Few television shows bring audiences closer to the edge of their seats than Mad Men. Through its first six seasons, the critically acclaimed show has captivated viewers, throwing them into the hustle and bustle of the advertising world of the 1960s. With all of the sex, scandal and cigarettes, Mad Men is the last thing you would expect to see in the classroom.
But one Wright State University professor is using Mad Men as a vehicle to get his students to read. This semester, Andrew Strombeck, Ph.D., associate professor of English, created the course Mad Men and Literature 1965–70 to show the influence literature has on pop culture.
“This is a course about the literature of the late ’60s, embedded in the rich historical context provided by Mad Men,” said Strombeck.
“I’ve often found that it’s difficult for students to grasp the historical context of the ’60s, a decade which students either seem to assume is much like the present or which they associate narrowly with the high-profile events of the late ’60s, which are often summarized as just antiwar protests and Woodstock,” said Strombeck.
Mad Men is deeply committed to historical context in a serious and nuanced way, Strombeck said. The show offers audiences a personal perspective of historical events from “ordinary people,” he said, which helps students to better understand ’60s culture.
What really led Strombeck to create his English course, though, was how often Mad Men characters are shown reading.
“The show’s creators clearly see literature as an important means of understanding the time period,” said Strombeck. “For example, a set of Frank O’Hara poems becomes an instrumental framing device for Don Draper, the main character.”
Strombeck said that even the show itself offers a literary account of the ’60s. Mad Men is conscious of itself as a television show, but also acts as a serious work of narrative.
Having committed to teaching only literary works that appear on or are referenced by the show, Strombeck said that even brief cameos of titles are reason enough to get his students to read that book.
“Even if it’s incorporated into an episode title, as was the Sylvia Plath poem “Lady Lazarus,” it’s fair game,” said Strombeck. “In an immediate sense, I was prompted to start this course by the jarring experience of watching a Mad Men episode which featured a character reading Thomas Pynchon’s The Crying of Lot 49, a book I love and have taught several times before.”
In addition to the office politics and scandalous nature of Mad Men, the show occasionally focuses on race relations.
“Although no one is reading African American literature on the show, because it’s from a roughly white, middle-class point of view, race relations form a key background issue,” said Strombeck. “Each time I’ve taught the course I’ve included a select work by an African American author.
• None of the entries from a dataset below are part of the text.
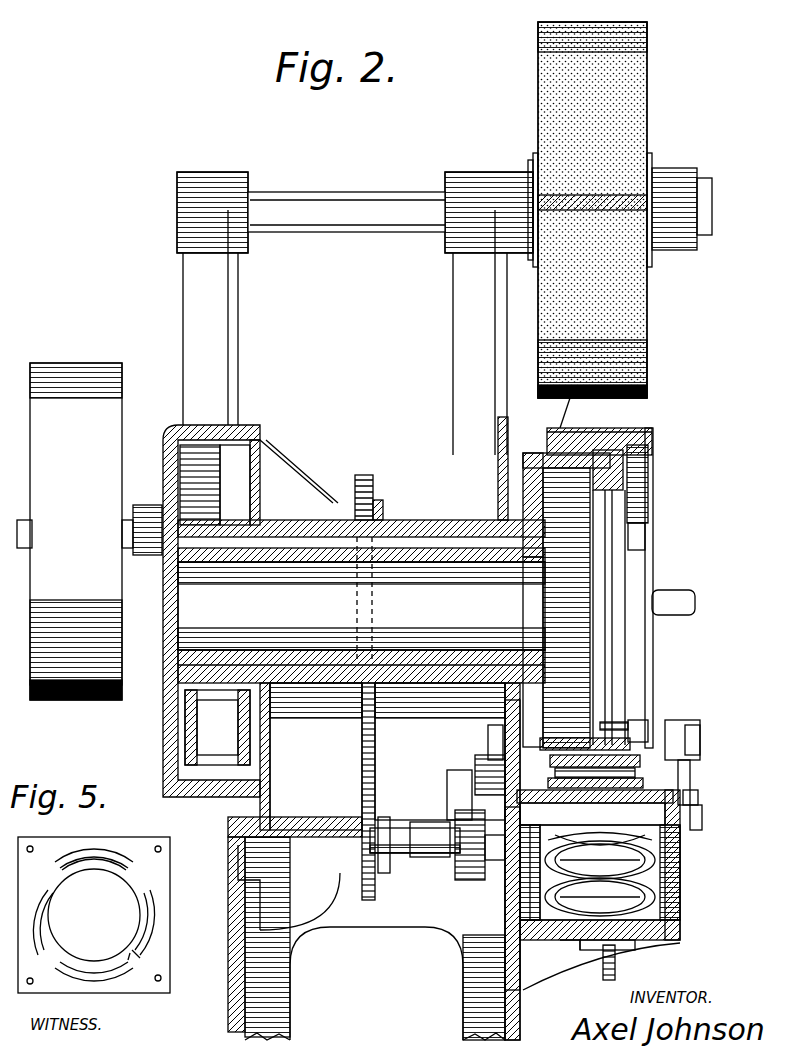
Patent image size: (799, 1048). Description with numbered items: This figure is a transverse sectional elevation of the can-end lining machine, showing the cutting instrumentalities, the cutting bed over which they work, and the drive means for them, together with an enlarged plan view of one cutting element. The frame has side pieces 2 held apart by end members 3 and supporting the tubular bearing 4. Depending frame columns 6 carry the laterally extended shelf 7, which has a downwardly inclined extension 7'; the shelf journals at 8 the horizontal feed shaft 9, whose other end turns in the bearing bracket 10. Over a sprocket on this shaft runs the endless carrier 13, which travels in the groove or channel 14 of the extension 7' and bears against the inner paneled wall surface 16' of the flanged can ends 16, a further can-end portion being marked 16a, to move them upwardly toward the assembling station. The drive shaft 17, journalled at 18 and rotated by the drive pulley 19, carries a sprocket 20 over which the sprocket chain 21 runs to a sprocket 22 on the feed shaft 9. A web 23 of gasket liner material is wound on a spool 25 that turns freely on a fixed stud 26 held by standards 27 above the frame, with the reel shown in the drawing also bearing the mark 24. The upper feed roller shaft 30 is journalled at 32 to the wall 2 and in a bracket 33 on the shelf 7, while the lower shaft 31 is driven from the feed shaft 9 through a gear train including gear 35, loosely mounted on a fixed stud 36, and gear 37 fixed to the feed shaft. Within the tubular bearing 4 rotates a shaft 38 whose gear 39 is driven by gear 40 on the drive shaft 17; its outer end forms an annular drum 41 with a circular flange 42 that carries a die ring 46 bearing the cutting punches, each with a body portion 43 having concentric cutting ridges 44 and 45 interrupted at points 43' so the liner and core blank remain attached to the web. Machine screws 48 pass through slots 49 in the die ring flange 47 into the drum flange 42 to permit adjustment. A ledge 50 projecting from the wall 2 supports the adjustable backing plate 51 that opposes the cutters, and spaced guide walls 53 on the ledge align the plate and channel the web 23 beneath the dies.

In FIG. 2, the side pieces 2 is at (270, 755).
In FIG. 2, the end members 3 is at (262, 790).
In FIG. 2, the tubular bearing 4 is at (440, 520).
In FIG. 2, the frame columns 6 is at (275, 985).
In FIG. 2, the shelf 7 is at (499, 845).
In FIG. 2, the inclined extension 7' is at (625, 890).
In FIG. 2, the journal 8 is at (500, 890).
In FIG. 2, the feed shaft 9 is at (410, 855).
In FIG. 2, the bearing bracket 10 is at (295, 924).
In FIG. 2, the endless carrier 13 is at (615, 960).
In FIG. 2, the groove or channel 14 is at (585, 945).
In FIG. 2, the flanged can ends 16 is at (600, 872).
In FIG. 2, the inner paneled wall surface 16' is at (657, 864).
In FIG. 2, the lens ring 16a is at (660, 895).
In FIG. 2, the drive shaft 17 is at (28, 520).
In FIG. 2, the journal 18 is at (150, 512).
In FIG. 2, the drive pulley 19 is at (76, 531).
In FIG. 2, the sprocket 20 is at (385, 500).
In FIG. 2, the sprocket chain 21 is at (362, 472).
In FIG. 2, the sprocket 22 is at (392, 822).
In FIG. 2, the web 23 is at (592, 210).
In FIG. 2, the wheel hub 24 is at (637, 322).
In FIG. 2, the spool 25 is at (533, 165).
In FIG. 2, the stud 26 is at (365, 200).
In FIG. 2, the standards or brackets 27 is at (238, 327).
In FIG. 2, the idler shaft 30 is at (700, 730).
In FIG. 2, the lower shaft 31 is at (702, 812).
In FIG. 2, the journal 32 is at (488, 740).
In FIG. 2, the bracket 33 is at (690, 722).
In FIG. 2, the gear 35 is at (450, 775).
In FIG. 2, the fixed stud 36 is at (427, 812).
In FIG. 2, the gear 37 is at (470, 880).
In FIG. 2, the shaft 38 is at (320, 545).
In FIG. 2, the gear 39 is at (190, 740).
In FIG. 2, the gear 40 is at (270, 450).
In FIG. 2, the annular drum 41 is at (530, 455).
In FIG. 2, the circular flange 42 is at (652, 465).
In FIG. 2, the body portion 43 is at (599, 572).
In FIG. 5, the body portion 43 is at (171, 960).
In FIG. 5, the interruptions 43' is at (148, 988).
In FIG. 2, the cutting ridge 44 is at (640, 425).
In FIG. 5, the cutting ridge 44 is at (90, 866).
In FIG. 2, the cutting ridge 45 is at (652, 428).
In FIG. 5, the cutting ridge 45 is at (160, 886).
In FIG. 2, the die ring 46 is at (648, 440).
In FIG. 2, the circular flange 47 is at (652, 482).
In FIG. 2, the machine screws 48 is at (645, 538).
In FIG. 2, the slots 49 is at (640, 720).
In FIG. 2, the ledge or supporting shelf 50 is at (595, 807).
In FIG. 2, the backing or die plate 51 is at (698, 795).
In FIG. 2, the guide walls 53 is at (690, 775).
Last time it was James Baldwin’s The Fire Next Time and this time it’s Ishmael Reed’s The Last Days of Louisiana Red.”
To best prepare for the course, Strombeck asked his students to watch at least one season of Mad Men before registering. But in the end, Strombeck said, the course is not about the show. It’s about the literature in the context of the show.
Strombeck hopes his students walk away from Mad Men and Literature 1965–70 with a fresh sense of the ’60s as a decade whose cultural conflicts shape the present, particularly in terms of the rise of contemporary conservatism.
“I want my students to have a better sense for how the literature of the era responded to these conflicts,” said Strombeck. “Mad Men shows how literature fits into the post-1945 landscape of television and advertising. How often do we get to think about television characters who read?”
“The seventh and final season of Mad Men airs on AMC Sunday, April 13 at 10 p.m. It will begin with Don Draper reading Dante’s “Inferno.”